William Mateus, Marco Paluszny, Marianela Lentini
Universidad Nacional de Colombia


The automatic detection of patterns is mandatory in massive ECG data, and these are increasingly popular because of low cost portable devices. Besides their size, the main problem with data gathered with portable devices is noise, which may be of various kinds and of unpredictable sources.

In this study we propose an algorithmic procedure for the definition, identification and comparison of salient features. The datasets are drawn from Taking into account the increasing clinical use of portable devices and their possible future use as a prognostic tool, we center our attention in normal and arrhythmia MIT-BIH data.

The algorithm is as follows:

• For any lead with a recognizable QRS complex we remove the wandering line with a filter due to Fasano and Villani.

• We use a peak counting function to estimate automatically a threshold for the detection of R-spikes.

• Identify the cycles using the R-spikes and compare with Pan-Thompkins like algorithms.

• Split each cycle into several zones, to be associated with the P wave, the QRS complex and the T wave.
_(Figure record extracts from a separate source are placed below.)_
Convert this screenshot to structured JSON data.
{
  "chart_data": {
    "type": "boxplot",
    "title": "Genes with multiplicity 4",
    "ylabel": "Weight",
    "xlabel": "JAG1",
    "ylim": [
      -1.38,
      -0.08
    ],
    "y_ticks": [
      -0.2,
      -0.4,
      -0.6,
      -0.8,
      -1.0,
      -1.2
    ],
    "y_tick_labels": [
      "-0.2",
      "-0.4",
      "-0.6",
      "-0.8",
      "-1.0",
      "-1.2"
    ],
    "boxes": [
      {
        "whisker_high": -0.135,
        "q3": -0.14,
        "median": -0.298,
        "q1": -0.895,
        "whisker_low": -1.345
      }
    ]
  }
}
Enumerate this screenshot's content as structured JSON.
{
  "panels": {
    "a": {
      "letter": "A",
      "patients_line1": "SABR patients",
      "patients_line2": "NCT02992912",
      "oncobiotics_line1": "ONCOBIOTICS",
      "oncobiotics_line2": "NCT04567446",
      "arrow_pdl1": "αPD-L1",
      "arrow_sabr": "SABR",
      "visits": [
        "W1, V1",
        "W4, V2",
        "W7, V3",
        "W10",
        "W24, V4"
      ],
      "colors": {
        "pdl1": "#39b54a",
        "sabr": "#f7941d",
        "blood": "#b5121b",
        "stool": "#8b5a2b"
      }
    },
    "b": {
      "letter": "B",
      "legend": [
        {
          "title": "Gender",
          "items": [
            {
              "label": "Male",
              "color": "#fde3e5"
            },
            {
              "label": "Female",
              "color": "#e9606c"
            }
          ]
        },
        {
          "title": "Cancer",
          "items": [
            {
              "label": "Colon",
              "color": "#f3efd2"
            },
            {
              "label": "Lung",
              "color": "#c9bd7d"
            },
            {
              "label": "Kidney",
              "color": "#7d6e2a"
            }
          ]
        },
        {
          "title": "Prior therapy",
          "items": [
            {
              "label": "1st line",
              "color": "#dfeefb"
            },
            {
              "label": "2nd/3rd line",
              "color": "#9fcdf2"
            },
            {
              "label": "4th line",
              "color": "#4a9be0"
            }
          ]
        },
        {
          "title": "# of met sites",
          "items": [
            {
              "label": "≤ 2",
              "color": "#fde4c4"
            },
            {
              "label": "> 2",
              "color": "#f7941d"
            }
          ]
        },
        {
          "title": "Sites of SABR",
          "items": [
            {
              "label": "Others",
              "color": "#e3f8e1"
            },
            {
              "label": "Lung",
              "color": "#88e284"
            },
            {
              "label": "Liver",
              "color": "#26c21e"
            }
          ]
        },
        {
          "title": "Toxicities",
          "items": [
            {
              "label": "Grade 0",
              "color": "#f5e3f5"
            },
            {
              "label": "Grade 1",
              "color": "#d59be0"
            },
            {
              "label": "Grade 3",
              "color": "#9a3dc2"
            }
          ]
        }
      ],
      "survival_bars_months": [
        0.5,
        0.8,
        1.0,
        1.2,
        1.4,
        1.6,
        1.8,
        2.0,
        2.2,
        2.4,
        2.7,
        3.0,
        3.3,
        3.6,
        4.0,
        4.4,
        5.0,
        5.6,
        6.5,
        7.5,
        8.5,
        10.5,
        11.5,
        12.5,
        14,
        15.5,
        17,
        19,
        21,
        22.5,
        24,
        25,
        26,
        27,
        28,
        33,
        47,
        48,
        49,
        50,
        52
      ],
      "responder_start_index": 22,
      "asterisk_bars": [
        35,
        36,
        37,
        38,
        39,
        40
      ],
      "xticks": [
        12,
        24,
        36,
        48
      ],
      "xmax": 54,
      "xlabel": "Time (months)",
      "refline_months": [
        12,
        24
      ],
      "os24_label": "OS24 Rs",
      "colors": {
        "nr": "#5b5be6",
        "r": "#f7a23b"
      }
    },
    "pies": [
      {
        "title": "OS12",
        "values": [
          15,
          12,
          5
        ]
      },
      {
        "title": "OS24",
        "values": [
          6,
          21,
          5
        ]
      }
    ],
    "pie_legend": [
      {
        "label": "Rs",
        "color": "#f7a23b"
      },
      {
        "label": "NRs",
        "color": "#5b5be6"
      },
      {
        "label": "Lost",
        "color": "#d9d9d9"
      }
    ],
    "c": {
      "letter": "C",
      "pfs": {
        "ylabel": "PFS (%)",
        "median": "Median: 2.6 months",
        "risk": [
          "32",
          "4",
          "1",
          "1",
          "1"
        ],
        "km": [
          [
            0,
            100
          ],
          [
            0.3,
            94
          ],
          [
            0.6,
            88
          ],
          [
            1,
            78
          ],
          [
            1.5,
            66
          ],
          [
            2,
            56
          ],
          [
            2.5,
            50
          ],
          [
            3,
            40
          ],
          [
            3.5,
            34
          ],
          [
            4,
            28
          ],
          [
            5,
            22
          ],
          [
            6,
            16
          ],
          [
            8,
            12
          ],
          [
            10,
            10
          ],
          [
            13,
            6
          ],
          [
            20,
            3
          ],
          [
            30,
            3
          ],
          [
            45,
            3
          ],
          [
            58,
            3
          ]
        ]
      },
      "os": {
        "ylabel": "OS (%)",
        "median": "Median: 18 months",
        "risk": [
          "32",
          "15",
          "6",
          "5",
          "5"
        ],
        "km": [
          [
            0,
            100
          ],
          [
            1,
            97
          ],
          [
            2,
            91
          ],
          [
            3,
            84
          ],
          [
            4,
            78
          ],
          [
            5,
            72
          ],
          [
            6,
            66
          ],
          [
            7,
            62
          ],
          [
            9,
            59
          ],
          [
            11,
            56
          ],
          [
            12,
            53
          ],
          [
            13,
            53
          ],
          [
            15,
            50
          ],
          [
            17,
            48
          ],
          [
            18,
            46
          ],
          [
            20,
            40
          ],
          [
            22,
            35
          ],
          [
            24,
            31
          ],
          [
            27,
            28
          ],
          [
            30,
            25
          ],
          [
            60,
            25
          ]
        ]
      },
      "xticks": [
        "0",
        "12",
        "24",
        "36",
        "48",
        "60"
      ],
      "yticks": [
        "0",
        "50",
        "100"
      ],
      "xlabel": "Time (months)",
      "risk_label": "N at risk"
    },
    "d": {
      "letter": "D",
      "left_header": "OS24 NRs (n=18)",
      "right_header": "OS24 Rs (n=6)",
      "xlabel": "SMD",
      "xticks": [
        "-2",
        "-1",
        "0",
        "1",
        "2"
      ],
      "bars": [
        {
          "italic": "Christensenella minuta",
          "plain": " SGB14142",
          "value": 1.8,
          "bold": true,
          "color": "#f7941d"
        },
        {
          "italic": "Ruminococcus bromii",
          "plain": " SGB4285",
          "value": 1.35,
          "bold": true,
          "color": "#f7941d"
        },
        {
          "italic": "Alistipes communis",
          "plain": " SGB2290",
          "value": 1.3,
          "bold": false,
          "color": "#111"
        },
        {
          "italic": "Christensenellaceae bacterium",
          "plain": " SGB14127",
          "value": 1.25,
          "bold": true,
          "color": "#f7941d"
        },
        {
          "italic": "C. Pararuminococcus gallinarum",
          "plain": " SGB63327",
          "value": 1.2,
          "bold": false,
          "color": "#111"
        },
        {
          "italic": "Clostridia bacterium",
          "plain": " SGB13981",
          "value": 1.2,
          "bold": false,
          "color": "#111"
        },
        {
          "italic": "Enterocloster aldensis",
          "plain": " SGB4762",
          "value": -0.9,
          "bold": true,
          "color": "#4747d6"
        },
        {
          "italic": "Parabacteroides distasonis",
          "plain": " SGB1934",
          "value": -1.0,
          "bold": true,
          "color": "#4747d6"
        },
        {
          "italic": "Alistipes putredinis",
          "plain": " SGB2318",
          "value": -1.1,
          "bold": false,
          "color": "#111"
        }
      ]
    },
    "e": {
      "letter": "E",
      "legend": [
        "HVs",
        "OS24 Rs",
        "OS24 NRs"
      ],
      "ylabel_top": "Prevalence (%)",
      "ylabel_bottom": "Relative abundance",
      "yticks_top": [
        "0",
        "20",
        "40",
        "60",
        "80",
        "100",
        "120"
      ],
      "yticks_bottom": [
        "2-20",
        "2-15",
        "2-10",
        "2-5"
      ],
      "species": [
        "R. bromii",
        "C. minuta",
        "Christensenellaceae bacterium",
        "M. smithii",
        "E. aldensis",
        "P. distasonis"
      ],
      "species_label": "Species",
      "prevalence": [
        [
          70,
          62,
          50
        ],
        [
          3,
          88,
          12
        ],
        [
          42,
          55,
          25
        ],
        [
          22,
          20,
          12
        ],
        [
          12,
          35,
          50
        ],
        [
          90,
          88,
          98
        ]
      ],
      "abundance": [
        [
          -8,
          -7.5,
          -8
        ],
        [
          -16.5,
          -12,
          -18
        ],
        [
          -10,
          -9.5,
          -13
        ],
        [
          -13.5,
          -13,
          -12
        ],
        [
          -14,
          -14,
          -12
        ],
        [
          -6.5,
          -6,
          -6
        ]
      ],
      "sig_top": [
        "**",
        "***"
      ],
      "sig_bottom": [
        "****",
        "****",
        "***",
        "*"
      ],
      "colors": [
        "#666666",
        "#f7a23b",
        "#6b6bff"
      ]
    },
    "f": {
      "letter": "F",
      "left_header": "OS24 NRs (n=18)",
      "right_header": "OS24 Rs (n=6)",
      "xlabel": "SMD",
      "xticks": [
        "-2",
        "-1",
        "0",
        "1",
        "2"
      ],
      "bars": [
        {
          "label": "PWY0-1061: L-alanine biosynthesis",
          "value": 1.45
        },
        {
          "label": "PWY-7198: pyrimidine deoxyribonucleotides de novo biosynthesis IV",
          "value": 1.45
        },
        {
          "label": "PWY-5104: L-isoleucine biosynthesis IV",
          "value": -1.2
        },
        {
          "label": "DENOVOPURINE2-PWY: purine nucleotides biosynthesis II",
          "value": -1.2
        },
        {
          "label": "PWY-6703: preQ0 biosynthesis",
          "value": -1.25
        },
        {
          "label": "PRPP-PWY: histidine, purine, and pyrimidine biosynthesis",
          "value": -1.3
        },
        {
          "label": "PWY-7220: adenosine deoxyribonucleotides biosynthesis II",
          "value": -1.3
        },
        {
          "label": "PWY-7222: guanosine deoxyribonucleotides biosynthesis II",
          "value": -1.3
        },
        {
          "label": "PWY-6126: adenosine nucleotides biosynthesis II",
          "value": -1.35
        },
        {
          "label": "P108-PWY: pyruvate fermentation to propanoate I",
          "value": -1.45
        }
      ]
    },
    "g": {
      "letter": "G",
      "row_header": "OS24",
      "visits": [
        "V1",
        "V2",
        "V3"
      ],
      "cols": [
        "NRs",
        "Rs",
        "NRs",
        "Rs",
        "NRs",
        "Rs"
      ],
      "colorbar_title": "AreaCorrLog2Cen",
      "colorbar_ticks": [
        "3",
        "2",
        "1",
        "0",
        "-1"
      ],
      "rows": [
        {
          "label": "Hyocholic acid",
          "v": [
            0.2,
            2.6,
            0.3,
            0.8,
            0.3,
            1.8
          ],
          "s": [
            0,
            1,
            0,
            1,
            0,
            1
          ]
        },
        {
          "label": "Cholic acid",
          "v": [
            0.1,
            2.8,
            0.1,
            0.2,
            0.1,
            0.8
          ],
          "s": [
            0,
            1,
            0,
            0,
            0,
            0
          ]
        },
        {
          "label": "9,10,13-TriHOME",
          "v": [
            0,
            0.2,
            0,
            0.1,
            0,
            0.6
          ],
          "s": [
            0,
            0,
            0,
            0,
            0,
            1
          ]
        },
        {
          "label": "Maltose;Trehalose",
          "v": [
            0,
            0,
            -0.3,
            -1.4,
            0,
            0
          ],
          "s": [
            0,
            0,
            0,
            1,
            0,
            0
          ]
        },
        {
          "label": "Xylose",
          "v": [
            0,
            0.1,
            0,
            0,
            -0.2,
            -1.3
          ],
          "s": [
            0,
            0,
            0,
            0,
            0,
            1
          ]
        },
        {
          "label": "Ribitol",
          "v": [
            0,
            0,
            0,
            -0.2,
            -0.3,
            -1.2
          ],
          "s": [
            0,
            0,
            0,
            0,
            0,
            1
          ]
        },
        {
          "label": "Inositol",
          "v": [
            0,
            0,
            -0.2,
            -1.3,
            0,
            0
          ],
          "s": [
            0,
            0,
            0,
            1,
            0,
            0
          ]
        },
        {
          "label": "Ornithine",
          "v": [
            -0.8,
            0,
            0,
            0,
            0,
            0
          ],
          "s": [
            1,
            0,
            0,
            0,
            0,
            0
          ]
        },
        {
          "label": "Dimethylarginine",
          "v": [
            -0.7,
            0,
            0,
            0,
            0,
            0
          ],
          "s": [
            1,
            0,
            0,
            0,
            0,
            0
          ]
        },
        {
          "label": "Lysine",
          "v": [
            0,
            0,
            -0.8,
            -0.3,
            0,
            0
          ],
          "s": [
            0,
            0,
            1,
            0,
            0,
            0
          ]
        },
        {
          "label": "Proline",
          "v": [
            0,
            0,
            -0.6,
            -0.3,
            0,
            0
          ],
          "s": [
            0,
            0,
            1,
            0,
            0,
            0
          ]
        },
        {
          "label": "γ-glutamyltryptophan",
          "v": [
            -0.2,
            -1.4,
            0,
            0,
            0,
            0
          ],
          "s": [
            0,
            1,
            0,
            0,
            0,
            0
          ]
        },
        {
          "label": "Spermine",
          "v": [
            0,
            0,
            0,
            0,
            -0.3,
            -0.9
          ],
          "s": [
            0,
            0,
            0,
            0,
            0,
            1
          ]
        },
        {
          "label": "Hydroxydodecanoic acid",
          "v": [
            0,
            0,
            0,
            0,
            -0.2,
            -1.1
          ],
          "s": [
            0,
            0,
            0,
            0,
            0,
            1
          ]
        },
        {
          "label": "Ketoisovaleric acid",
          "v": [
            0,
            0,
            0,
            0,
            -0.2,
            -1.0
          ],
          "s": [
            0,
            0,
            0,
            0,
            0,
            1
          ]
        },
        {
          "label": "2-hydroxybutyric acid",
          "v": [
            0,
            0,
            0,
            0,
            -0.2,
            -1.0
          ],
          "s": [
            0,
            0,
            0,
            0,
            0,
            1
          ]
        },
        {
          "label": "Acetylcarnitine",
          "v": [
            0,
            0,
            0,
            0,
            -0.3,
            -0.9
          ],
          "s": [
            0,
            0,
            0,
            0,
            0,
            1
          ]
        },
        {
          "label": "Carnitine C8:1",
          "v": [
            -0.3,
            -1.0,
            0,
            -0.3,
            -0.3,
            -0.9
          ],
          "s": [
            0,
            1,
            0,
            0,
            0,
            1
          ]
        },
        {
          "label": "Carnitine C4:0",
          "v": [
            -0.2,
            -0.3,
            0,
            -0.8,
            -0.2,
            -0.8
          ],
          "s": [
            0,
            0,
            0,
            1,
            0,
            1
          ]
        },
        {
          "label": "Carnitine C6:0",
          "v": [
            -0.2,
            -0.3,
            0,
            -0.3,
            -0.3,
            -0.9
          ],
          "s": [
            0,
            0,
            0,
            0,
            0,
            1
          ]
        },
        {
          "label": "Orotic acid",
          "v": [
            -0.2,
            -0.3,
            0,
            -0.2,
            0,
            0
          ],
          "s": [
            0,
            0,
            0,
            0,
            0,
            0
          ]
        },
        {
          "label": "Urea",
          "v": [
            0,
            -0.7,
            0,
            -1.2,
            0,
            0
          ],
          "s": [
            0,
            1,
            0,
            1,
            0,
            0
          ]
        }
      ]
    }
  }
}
We automatically detect persistence of morphologies by studying the variability of each of these zones in sequences of consecutive cycles. The repetitions of the time lengths and voltages of these zones in sequences of cycles, provides information on the dynamic changes in QRS complex, T and P waves. The time stamps of the repetition regions and those highly variable, provide information for correlation with activity patterns.

This also leads to the extraction of emerging patterns of the cycles of the given ECG dataset (no comparisons with templates required) and these may be displayed as averages of highly similar consecutive cycles. There is mounting evidence that such analysis is valuable in the context of personalized early detection and prevention.